I raduni sono stati per lo più dispersi dalla polizia utilizzando idranti e gas lacrimogeni, mentre alcuni manifestanti hanno sparato fuochi d’artificio e lanciato pietre contro la polizia.

Secondo il ministero dell’Interno, dal 28 novembre sono stati arrestati più di 400 manifestanti, la maggior parte per “disobbedienza” o “vandalismo”, ma “più di 30” per reati come incitamento alla violenza.

Numerosi casi di violenza della polizia contro manifestanti e giornalisti sono stati documentati dalle ONG e dall’opposizione, una repressione denunciata dai partner occidentali di Tbilisi.

Lunedì il governo britannico ha condannato le “scioccanti scene di violenza” contro i manifestanti, annunciando che sospenderà “tutti i programmi di sostegno” a Tbilisi.

Nonostante queste condanne, il governo rifiuta di fare marcia indietro.

Negli ultimi giorni, il governo ha intensificato la sua retorica nei confronti del movimento, con il primo ministro Irakli Kobakhidzé che ha promesso di “annientare” i suoi detrattori, che accusa di “liberal-fascismo”.

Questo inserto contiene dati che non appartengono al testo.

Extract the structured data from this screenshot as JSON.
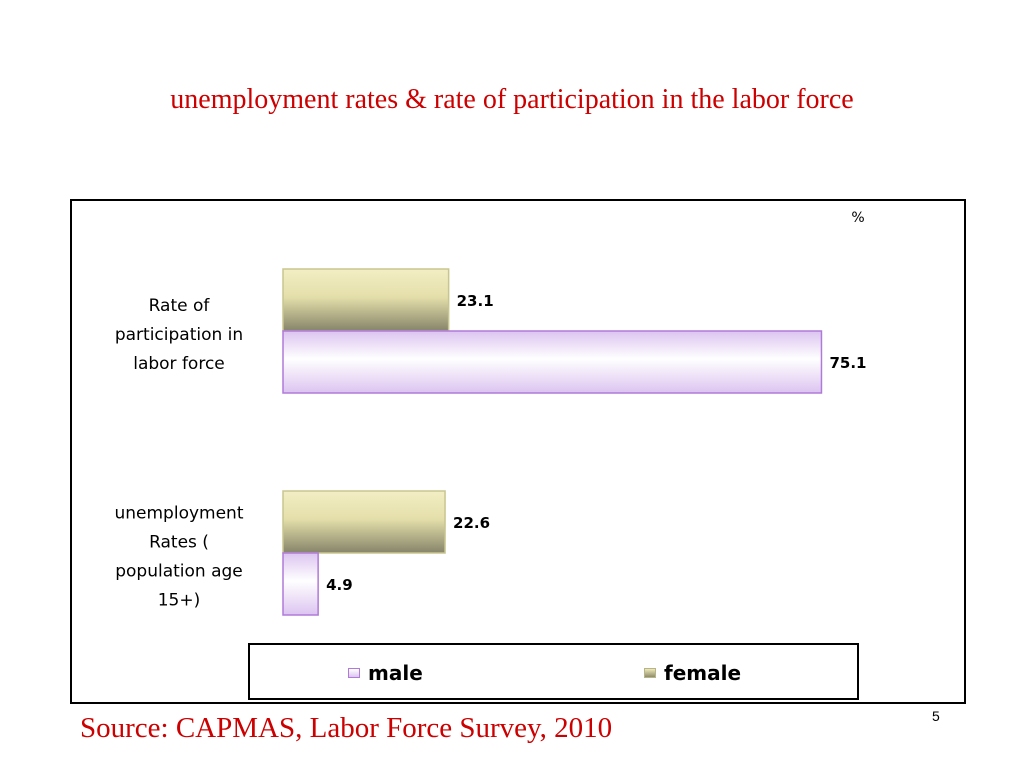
{
  "slide": {
    "title": "unemployment rates & rate of participation in the labor force",
    "source": "Source: CAPMAS, Labor Force Survey, 2010",
    "page_number": "5"
  },
  "chart_data": {
    "type": "bar",
    "orientation": "horizontal",
    "unit_label": "%",
    "categories": [
      [
        "Rate of",
        "participation in",
        "labor force"
      ],
      [
        "unemployment",
        "Rates (",
        "population age",
        "15+)"
      ]
    ],
    "series": [
      {
        "name": "female",
        "values": [
          23.1,
          22.6
        ],
        "labels": [
          "23.1",
          "22.6"
        ],
        "color": "#e8e3b0",
        "stroke": "#c9c58f"
      },
      {
        "name": "male",
        "values": [
          75.1,
          4.9
        ],
        "labels": [
          "75.1",
          "4.9"
        ],
        "color": "#e6d2f6",
        "stroke": "#b07ad8"
      }
    ],
    "xlim": [
      0,
      100
    ],
    "grid": false,
    "legend": {
      "position": "bottom",
      "entries": [
        "male",
        "female"
      ]
    }
  }
}
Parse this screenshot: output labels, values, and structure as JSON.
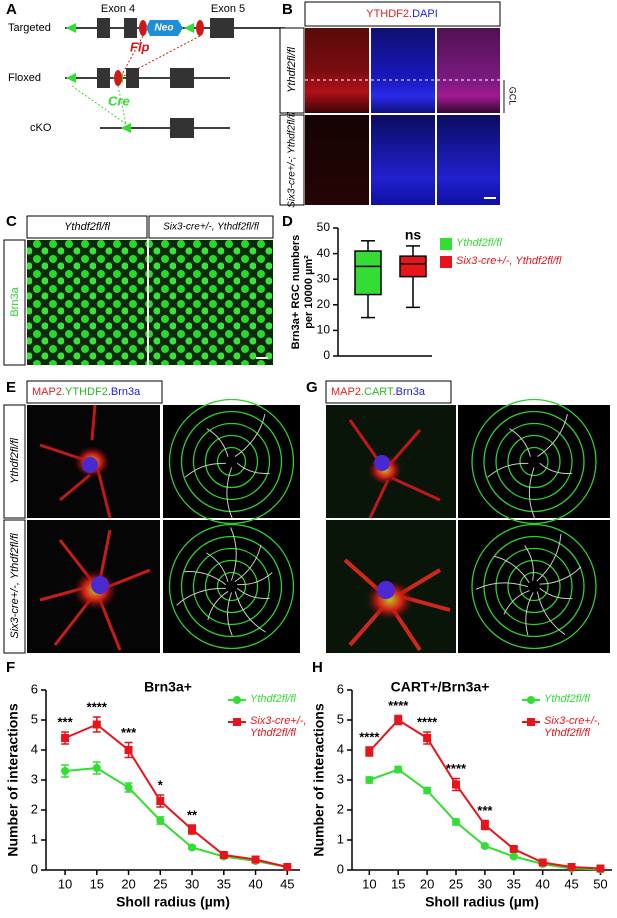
{
  "panel_labels": [
    "A",
    "B",
    "C",
    "D",
    "E",
    "G",
    "F",
    "H"
  ],
  "targeting": {
    "rows": [
      "Targeted",
      "Floxed",
      "cKO"
    ],
    "exon4": "Exon 4",
    "exon5": "Exon 5",
    "neo": "Neo",
    "flp": "Flp",
    "cre": "Cre"
  },
  "staining_b": {
    "header": [
      "YTHDF2",
      ".DAPI"
    ],
    "rows": [
      "Ythdf2fl/fl",
      "Six3-cre+/-; Ythdf2fl/fl"
    ],
    "layer": "GCL"
  },
  "staining_c": {
    "stain": "Brn3a",
    "columns": [
      "Ythdf2fl/fl",
      "Six3-cre+/-, Ythdf2fl/fl"
    ]
  },
  "staining_e": {
    "header": [
      "MAP2",
      ".YTHDF2",
      ".Brn3a"
    ],
    "rows": [
      "Ythdf2fl/fl",
      "Six3-cre+/-, Ythdf2fl/fl"
    ]
  },
  "staining_g": {
    "header": [
      "MAP2",
      ".CART",
      ".Brn3a"
    ]
  },
  "chart_data": [
    {
      "type": "box",
      "ylabel": [
        "Brn3a+ RGC numbers",
        "per 10000 µm²"
      ],
      "ylim": [
        0,
        50
      ],
      "yticks": [
        0,
        10,
        20,
        30,
        40,
        50
      ],
      "annotation": "ns",
      "series": [
        {
          "name": "Ythdf2fl/fl",
          "color": "#33dd33",
          "min": 15,
          "q1": 24,
          "median": 35,
          "q3": 41,
          "max": 45
        },
        {
          "name": "Six3-cre+/-, Ythdf2fl/fl",
          "color": "#e8141c",
          "min": 19,
          "q1": 31,
          "median": 36,
          "q3": 39,
          "max": 43
        }
      ]
    },
    {
      "type": "line",
      "title": "Brn3a+",
      "xlabel": "Sholl radius (µm)",
      "ylabel": "Number of interactions",
      "x": [
        10,
        15,
        20,
        25,
        30,
        35,
        40,
        45
      ],
      "xlim": [
        7,
        47
      ],
      "xticks": [
        10,
        15,
        20,
        25,
        30,
        35,
        40,
        45
      ],
      "ylim": [
        0,
        6
      ],
      "yticks": [
        0,
        1,
        2,
        3,
        4,
        5,
        6
      ],
      "annotations": [
        "***",
        "****",
        "***",
        "*",
        "**"
      ],
      "series": [
        {
          "name": "Ythdf2fl/fl",
          "color": "#33dd33",
          "values": [
            3.3,
            3.4,
            2.75,
            1.65,
            0.75,
            0.45,
            0.3,
            0.1
          ],
          "errors": [
            0.2,
            0.2,
            0.15,
            0.12,
            0.05,
            0.05,
            0.05,
            0.03
          ]
        },
        {
          "name": "Six3-cre+/-, Ythdf2fl/fl",
          "color": "#e8141c",
          "values": [
            4.4,
            4.85,
            4.0,
            2.3,
            1.35,
            0.5,
            0.35,
            0.1
          ],
          "errors": [
            0.2,
            0.25,
            0.25,
            0.2,
            0.15,
            0.05,
            0.05,
            0.03
          ]
        }
      ]
    },
    {
      "type": "line",
      "title": "CART+/Brn3a+",
      "xlabel": "Sholl radius (µm)",
      "ylabel": "Number of interactions",
      "x": [
        10,
        15,
        20,
        25,
        30,
        35,
        40,
        45,
        50
      ],
      "xlim": [
        7,
        52
      ],
      "xticks": [
        10,
        15,
        20,
        25,
        30,
        35,
        40,
        45,
        50
      ],
      "ylim": [
        0,
        6
      ],
      "yticks": [
        0,
        1,
        2,
        3,
        4,
        5,
        6
      ],
      "annotations": [
        "****",
        "****",
        "****",
        "****",
        "***"
      ],
      "series": [
        {
          "name": "Ythdf2fl/fl",
          "color": "#33dd33",
          "values": [
            3.0,
            3.35,
            2.65,
            1.6,
            0.8,
            0.45,
            0.2,
            0.05,
            0.02
          ],
          "errors": [
            0.1,
            0.1,
            0.1,
            0.1,
            0.05,
            0.05,
            0.03,
            0.02,
            0.01
          ]
        },
        {
          "name": "Six3-cre+/-, Ythdf2fl/fl",
          "color": "#e8141c",
          "values": [
            3.95,
            5.0,
            4.4,
            2.85,
            1.5,
            0.7,
            0.25,
            0.1,
            0.05
          ],
          "errors": [
            0.15,
            0.15,
            0.2,
            0.2,
            0.15,
            0.05,
            0.03,
            0.02,
            0.02
          ]
        }
      ]
    }
  ]
}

Nonostante la decisione di rinviare, il suo governo continua a sostenere di voler integrare l’UE entro il 2030 e accusa l’opposizione e i manifestanti di puntare a una rivoluzione e di essere finanziati dall’estero.

Lunedì Irakli Kobakhidze ha elogiato l’azione della polizia, ribadendo di aver impedito un tentativo di rivoluzione e affermando che il movimento non era significativo.

Il Ministero dell’Interno, da parte sua, ha annunciato di aver arrestato cinque persone nella città costiera di Batumi (ovest), in relazione ad una manifestazione tenutasi lì il 3 dicembre.

Sono accusati di violenza e rischiano due anni di carcere. Tra loro c’è un rettore universitario che faceva parte di un gruppo che ha cercato di appendere uno striscione a sostegno del movimento nella sua sede.

In precedenza, la polizia aveva fatto irruzione in diversi uffici del partito di opposizione e arrestato almeno tre dei loro leader, tra cui la leader del partito Akhali, Nika Gvaramia, che era stata picchiata e condannata a 12 giorni di prigione.

Al potere dal 2012, il governo del partito al potere, Georgian Dream, ha adottato negli ultimi mesi leggi contro le ONG e le persone LGBT+, denunciate come repressive della libertà dai loro detrattori.

L’opposizione sostiene che questi testi sono copie della legislazione utilizzata in Russia per schiacciare la società civile e le voci dissidenti.